Community groups say they want the government to do more to fight the sexual exploitation of teenagers – and say education and prevention are key.

“At the heart of sexual exploitation is the idea that it's okay to buy sexual acts,” said Diane Matte of Concertation des luttes contre l'exploitation sexuelle, or CLES.

They're sounding the alarm.

“You have to reach out to young women in schools, in every possible way you can reach out to them, to talk about the fact that sexual exploitation is a form of violence against women,” she said.

On Tuesday, Quebec announced $3 million over five years for a program called Prevention Jeunesse.

The announcement comes on the heels of a recent string of runaways with links to the same Laval group home.

The program is not enough, said Lilia Goldfarb, director of youth services for the YWCA.

“It feels like a bit of a Band-Aid solution to a scandal that had people really upset and worried about it. It's normal, but it's really a drop in the bucket,” she said.

La Maison d'Haiti project coordinator Emilie Martinak works with girls and said some as young as 10 deal with sexuality.
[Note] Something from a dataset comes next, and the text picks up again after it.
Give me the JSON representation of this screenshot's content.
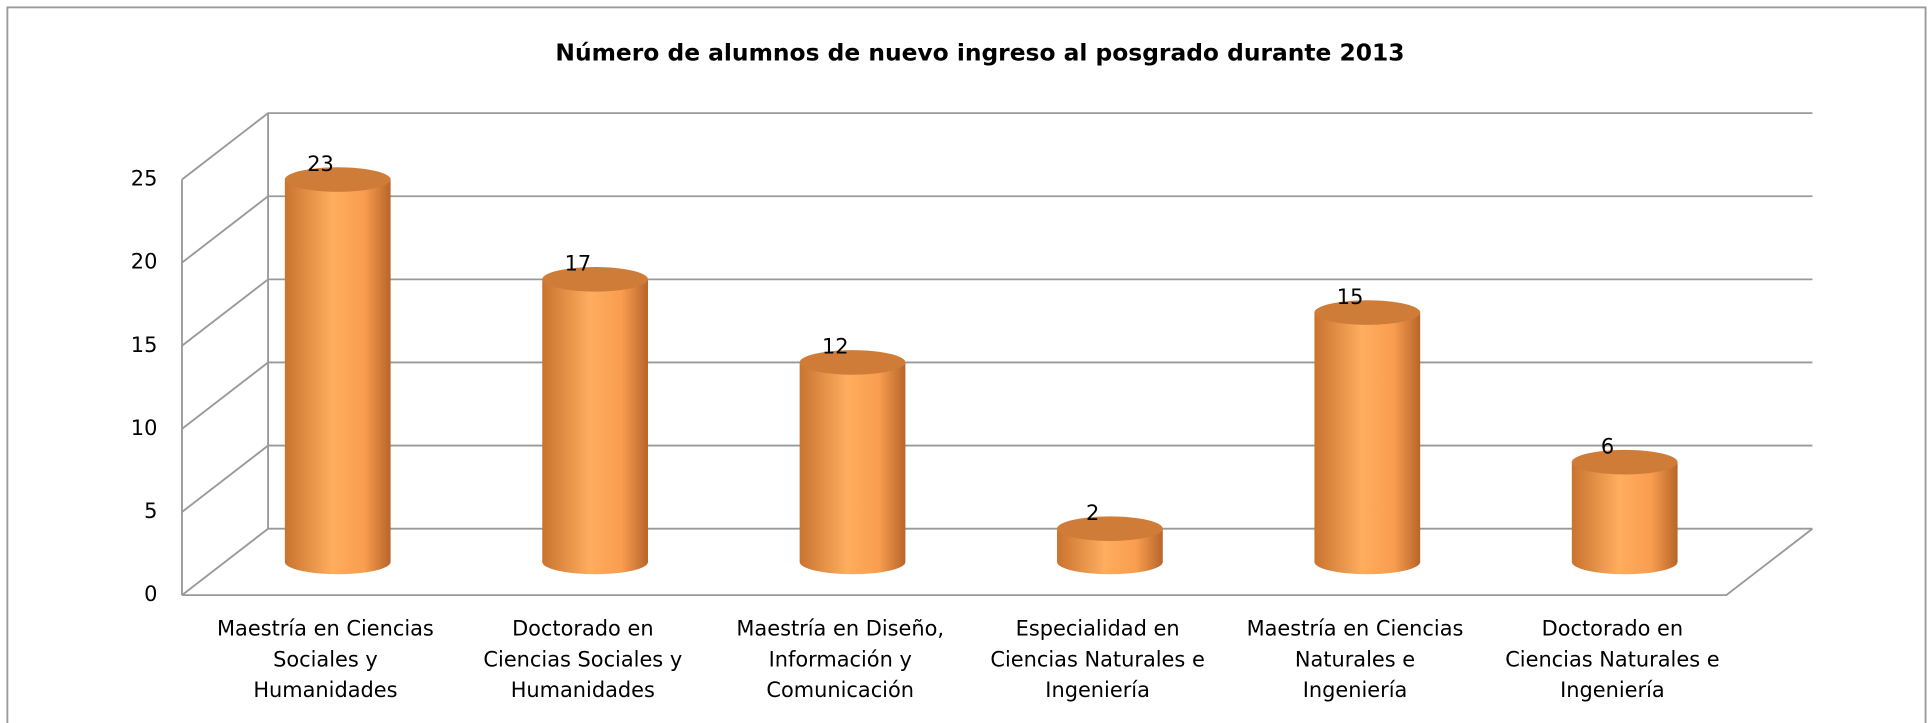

She teaches them what is appropriate, what isn’t, and how to say no.

“They become equipped with tools to make the right decisions,” she said.

Recent funding cuts means reaching out to fewer girls, said Richard Desjardins, director of the Maison Kekpart, a youth drop-in centre in Longueuil.

A need for increased funding and a plan is more urgent than ever.

“Right now there are 90 teenage girls being exploited by street gangs on the South Shore,” claimed Desjardins.